In 1783, Kudô wrote a memorial to the shogunate entitled Aka Ezo fûsetsu kô (Inquiry into Customs of Red Ezo), in which he urged a more active stance on matters in Ezo (Hokkaidô), particularly in regards to defending against possible Russian incursions. He advocated the further development of silver mines in Ezo, and the opening up of official (and therefore supervised and controlled) trade with the Russians, suggesting that doing so was all that was necessary to satisfy the Russians and nullify their threat. He also asserted that Ezo's mines and vast stretches of agricultural land could be used to produce more goods to export to the Russians, Dutch, and Chinese, thus enriching Japan. Trade with the Russians would also help provide further intelligence & information about Russia and European developments for the shogunate, he argued, going on to suggest more liberal trade policies for the rest of the realm's ports as well.[2]

A report from a Hungarian adventurer named Mauritius Augustus Count de Benyowsky had reached shogunate officials two years earlier, claiming that Russia was preparing a naval assault against Matsumae han. This turned out to be untrue, but it nevertheless stirred up concern among many samurai officials.

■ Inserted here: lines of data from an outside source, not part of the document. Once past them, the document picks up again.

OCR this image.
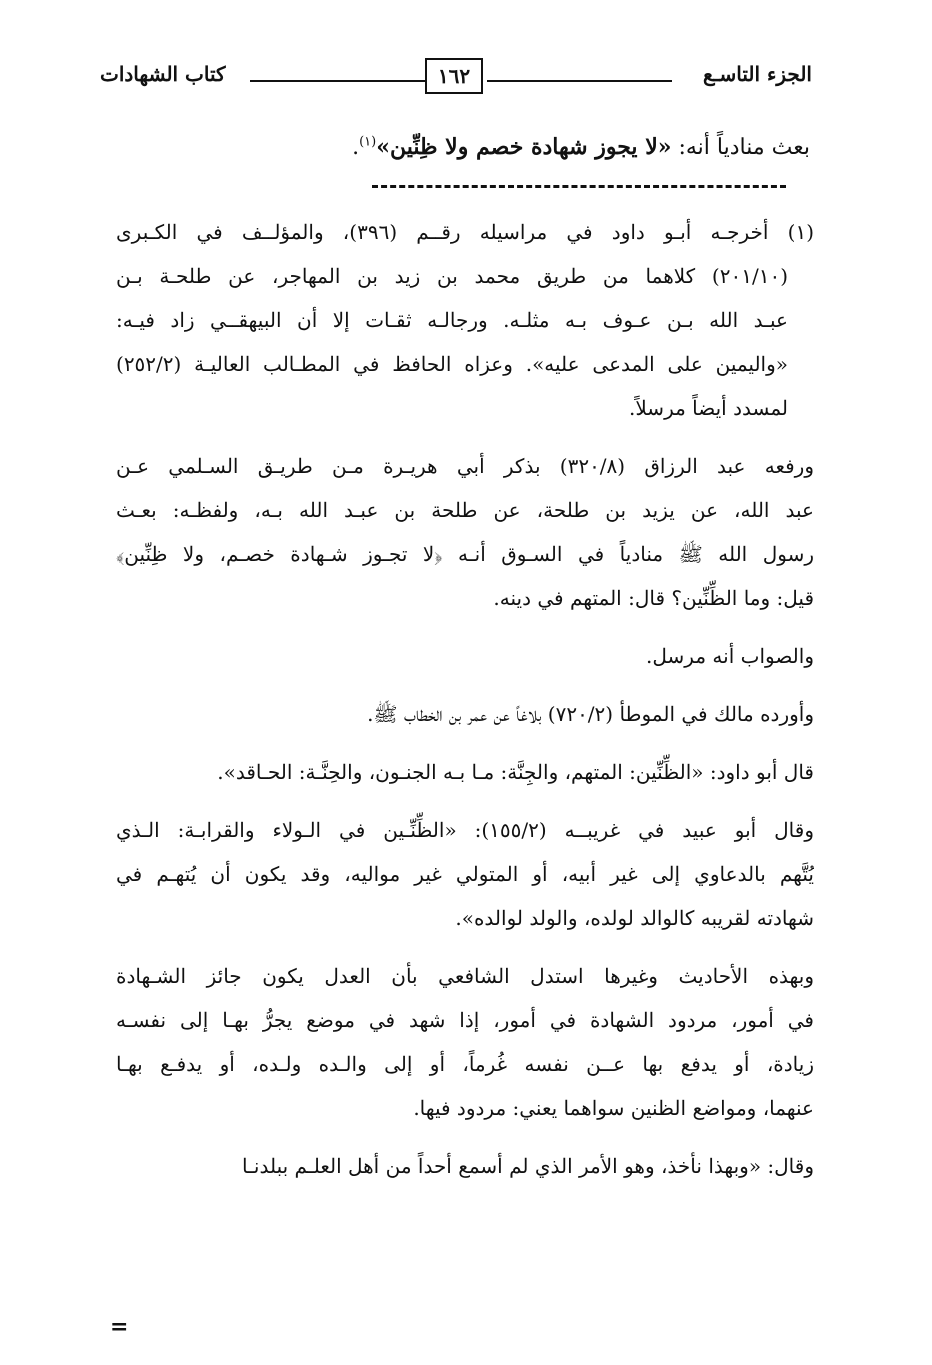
الجزء التاسـع
١٦٢
كتاب الشهادات
بعث منادياً أنه: «لا يجوز شهادة خصم ولا ظِنِّين»$^{(١)}$.
(١) أخرجـه أبـو داود في مراسيله رقــم (٣٩٦)، والمؤلــف في الكـبرى
(٢٠١/١٠) كلاهما من طريق محمد بن زيد بن المهاجر، عن طلحـة بـن
عبـد الله بـن عـوف بـه مثلـه. ورجالـه ثقـات إلا أن البيهقــي زاد فيـه:
«واليمين على المدعى عليه». وعزاه الحافظ في المطـالب العاليـة (٢٥٢/٢)
لمسدد أيضاً مرسلاً.
ورفعه عبد الرزاق (٣٢٠/٨) بذكر أبي هريـرة مـن طريـق السـلمي عـن
عبد الله، عن يزيد بن طلحة، عن طلحة بن عبـد الله بـه، ولفظـه: بعـث
رسول الله ﷺ منادياً في السـوق أنـه ﴿لا تجـوز شـهادة خصـم، ولا ظِنِّين﴾
قيل: وما الظِّنِّين؟ قال: المتهم في دينه.
والصواب أنه مرسل.
وأورده مالك في الموطأ (٧٢٠/٢) بلاغاً عن عمر بن الخطاب ﷺ.
قال أبو داود: «الظِّنِّين: المتهم، والجِنَّة: مـا بـه الجنـون، والحِنَّـة: الحـاقد».
وقال أبو عبيد في غريبــه (١٥٥/٢): «الظِّنِّـين في الـولاء والقرابـة: الـذي
يُتَّهم بالدعاوي إلى غير أبيه، أو المتولي غير مواليه، وقد يكون أن يُتهـم في
شهادته لقريبه كالوالد لولده، والولد لوالده».
وبهذه الأحاديث وغيرها استدل الشافعي بأن العدل يكون جائز الشـهادة
في أمور، مردود الشهادة في أمور، إذا شهد في موضع يجرُّ بهـا إلى نفسـه
زيادة، أو يدفع بها عــن نفسه غُرماً، أو إلى والـده ولـده، أو يدفـع بهـا
عنهما، ومواضع الظنين سواهما يعني: مردود فيها.
وقال: «وبهذا نأخذ، وهو الأمر الذي لم أسمع أحداً من أهل العلـم ببلدنـا
=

It is unclear whether Kudô would have ever seen the document, but by virtue of interactions with members of the Dutch East India Company based in Nagasaki, he possessed a certain awareness of the international situation; this 1783 memorial claimed that Matsumae authorities were engaging in unofficial trade with the Russians, and though he provided little hard evidence, this, combined with writings in a similar vein by Hayashi Shihei, ultimately spurred Tairô Tanuma to send a mission to Matsumae in 1785 to investigate the situation.[3] Unlike Hayashi Shihei, who was arrested for publishing his writings, Kudô was careful to not circulate his memorial publicly, but rather to give it directly to only the right people; he presented it to Miura Shôji, one of Tanuma Okitsugu's top retainers, who then passed it on to kanjô bugyô Matsumoto Hidemochi, who after consulting Tanuma ordered Matsumae to provide a series of reports on trade with Russia; this, in turn, later led to the 1785 investigative mission.

Kudô's daughter Tadano Mazuku wrote of her father and his family in a memoir entitled Mukashi banashi ("Tales of Times Past"), completed in 1812. Due to the deaths and/or lack of capability of Kudô's sons, the family line died out in that generation.[4]

References

  1. Robert Hellyer, Defining Engagement, Harvard University Press (2009), 87-88.
  2. Mitani Hiroshi, David Noble (trans.), Escape from Impasse, International House of Japan (2006), 5.; John Whitney Hall, Tanuma Okitsugu (1719-1788): Forerunner of Modern Japan, Harvard University Press (1955), 102-103.
  3. Hellyer, 102-103.
  4. Marcia Yonemoto, The Problem of Women in Early Modern Japan, UC Press (2016), 214.